First, you are better off not using any aliases as "shortcuts" inside a function definition, for reasons of readability and maintainability, and also because you are better off not encumbering yourself with aliases defined elsewhere and that may change without you remembering or even knowing that they were originally implemented with a different intent in mind in a function or script.
Second, if you must insist on using aliases inside a script / function, the bash
manpage tells you that aliases are not expanded in non-interactive shells (such as scripts). If you want them expanded in there, you need to add shopt -s expand_aliases
in the script and source
the file where those aliases are defined (generally ~/.bashrc
or ~/.bash_aliases
) for them to kick in inside the script.
For me sourcing ~/.bashrc
from inside a script is far from optimal in any situation, primarily because I don't always know what is in ~/.bashrc
on a given host's system.
If you want to be able to use calling-shell aliases from inside a script by default, you will need to either define your BASH_ENV
environment variable in your calling bash shell environment, or use #!/usr/bin/bash -i
as shebang inside the script. See man bash
and look for the section on BASH_ENV
and on how to make a script shell interactive.
But (again) this goes against good practices, meaning you or someone else will get in trouble sooner or later because of that spurious use of aliases inside a script. Do use functions instead.
So, not addressing the content of the little code you show, the way you should do this in a script called my_script
is basically:
#!/usr/bin/bash
function _pritunl() {
/Applications/Pritunl.app/Contents/Resources/pritunl-client start \
0e7e534335bsdfds6eaeb8e023a5ce4 --password XXXX"$1"
echo "attempting pritunl login"
}
function _ptki() {
_pritunl "$1"
kinit -kt ~/.keytab alexdodd@box
if [ "$DEV_STACK_NAME" -ne 1 ]; then
echo "Starting devstack"
devstack start
fi
}
_ptki "$1"
.. then make the script (my_script
) executable and run it, or just run it as:
$ bash my_script first_arg
where first_arg
corresponds to $1
, the first positional argument inside your script.

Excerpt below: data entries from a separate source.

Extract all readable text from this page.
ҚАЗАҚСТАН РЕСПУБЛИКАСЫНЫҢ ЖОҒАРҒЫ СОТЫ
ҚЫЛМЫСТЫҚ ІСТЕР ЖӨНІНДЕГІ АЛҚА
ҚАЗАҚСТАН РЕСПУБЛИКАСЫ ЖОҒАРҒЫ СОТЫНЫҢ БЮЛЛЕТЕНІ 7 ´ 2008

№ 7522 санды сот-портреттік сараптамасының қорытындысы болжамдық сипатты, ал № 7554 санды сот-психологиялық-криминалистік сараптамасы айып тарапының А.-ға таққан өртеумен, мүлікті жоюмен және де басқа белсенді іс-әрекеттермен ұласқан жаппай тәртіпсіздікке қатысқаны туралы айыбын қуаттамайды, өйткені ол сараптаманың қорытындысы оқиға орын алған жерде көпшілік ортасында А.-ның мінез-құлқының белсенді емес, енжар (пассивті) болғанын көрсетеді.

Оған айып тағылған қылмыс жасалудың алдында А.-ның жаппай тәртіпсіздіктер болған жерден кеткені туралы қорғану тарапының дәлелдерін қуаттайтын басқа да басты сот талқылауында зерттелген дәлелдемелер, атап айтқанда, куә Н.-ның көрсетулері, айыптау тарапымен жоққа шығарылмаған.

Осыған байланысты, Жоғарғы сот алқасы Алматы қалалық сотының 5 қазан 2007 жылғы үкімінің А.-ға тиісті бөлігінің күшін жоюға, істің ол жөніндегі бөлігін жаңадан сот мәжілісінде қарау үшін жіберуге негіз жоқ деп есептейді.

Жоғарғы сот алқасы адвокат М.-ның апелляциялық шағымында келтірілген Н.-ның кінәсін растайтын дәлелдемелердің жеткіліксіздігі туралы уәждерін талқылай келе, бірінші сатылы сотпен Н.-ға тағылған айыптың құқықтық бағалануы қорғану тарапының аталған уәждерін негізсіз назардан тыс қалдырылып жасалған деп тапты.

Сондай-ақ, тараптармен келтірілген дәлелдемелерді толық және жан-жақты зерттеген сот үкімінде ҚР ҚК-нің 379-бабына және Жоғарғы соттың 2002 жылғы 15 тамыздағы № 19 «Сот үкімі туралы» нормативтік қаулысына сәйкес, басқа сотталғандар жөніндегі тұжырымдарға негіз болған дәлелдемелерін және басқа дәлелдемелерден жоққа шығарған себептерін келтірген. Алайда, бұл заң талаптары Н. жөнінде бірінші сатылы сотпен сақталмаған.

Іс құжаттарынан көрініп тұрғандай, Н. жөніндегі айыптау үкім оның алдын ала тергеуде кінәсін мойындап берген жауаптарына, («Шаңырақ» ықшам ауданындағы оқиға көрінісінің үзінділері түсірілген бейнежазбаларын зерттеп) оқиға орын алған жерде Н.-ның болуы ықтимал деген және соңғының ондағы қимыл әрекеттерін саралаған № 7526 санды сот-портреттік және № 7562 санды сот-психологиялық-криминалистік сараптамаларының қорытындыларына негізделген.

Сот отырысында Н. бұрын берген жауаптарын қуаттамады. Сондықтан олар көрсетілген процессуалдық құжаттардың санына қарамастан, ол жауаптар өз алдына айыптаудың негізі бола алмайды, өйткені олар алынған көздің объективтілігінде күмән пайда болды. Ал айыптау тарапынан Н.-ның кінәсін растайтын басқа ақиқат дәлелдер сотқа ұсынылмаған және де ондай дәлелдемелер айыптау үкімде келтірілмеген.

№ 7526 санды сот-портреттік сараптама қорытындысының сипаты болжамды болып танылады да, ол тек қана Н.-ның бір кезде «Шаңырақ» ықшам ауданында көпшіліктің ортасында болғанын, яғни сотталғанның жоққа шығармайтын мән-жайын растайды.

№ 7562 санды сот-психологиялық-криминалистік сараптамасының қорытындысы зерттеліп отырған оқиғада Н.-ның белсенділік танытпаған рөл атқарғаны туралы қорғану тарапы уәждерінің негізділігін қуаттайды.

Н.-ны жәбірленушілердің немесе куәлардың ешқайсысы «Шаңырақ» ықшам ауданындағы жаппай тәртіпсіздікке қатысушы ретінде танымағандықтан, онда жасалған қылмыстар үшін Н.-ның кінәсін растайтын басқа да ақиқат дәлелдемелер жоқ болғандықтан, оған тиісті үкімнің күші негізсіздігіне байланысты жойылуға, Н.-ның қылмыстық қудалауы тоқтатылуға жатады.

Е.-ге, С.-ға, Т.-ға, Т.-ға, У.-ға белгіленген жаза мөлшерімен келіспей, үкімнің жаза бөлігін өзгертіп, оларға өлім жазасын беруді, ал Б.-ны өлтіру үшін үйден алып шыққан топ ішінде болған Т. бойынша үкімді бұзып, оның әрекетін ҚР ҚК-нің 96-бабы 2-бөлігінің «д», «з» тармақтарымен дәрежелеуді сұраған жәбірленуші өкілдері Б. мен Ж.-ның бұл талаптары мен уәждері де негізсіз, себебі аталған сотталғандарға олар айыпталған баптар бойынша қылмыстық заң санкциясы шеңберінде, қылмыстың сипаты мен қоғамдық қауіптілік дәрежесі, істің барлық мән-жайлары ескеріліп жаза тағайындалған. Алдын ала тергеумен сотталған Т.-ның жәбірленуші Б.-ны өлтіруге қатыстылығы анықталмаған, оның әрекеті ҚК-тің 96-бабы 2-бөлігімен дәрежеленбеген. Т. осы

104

There are issues with the script above, the first one on the list being what @roaima points out in OP's comments: this may not be the right way to go about solving your problem. But if it were remember you need to:
- double-quote your variables, so they're properly expanded by the shell,
- ensure that all variables are (made) available or appropriately defined in your script (think
$DEV_STACK_NAME
). For that you probably need to pass variable(s) from the calling environment to your script. Several ways to do this are documented here and on other sites.
- use
printf
instead of echo
, and learn why it is better.
- ...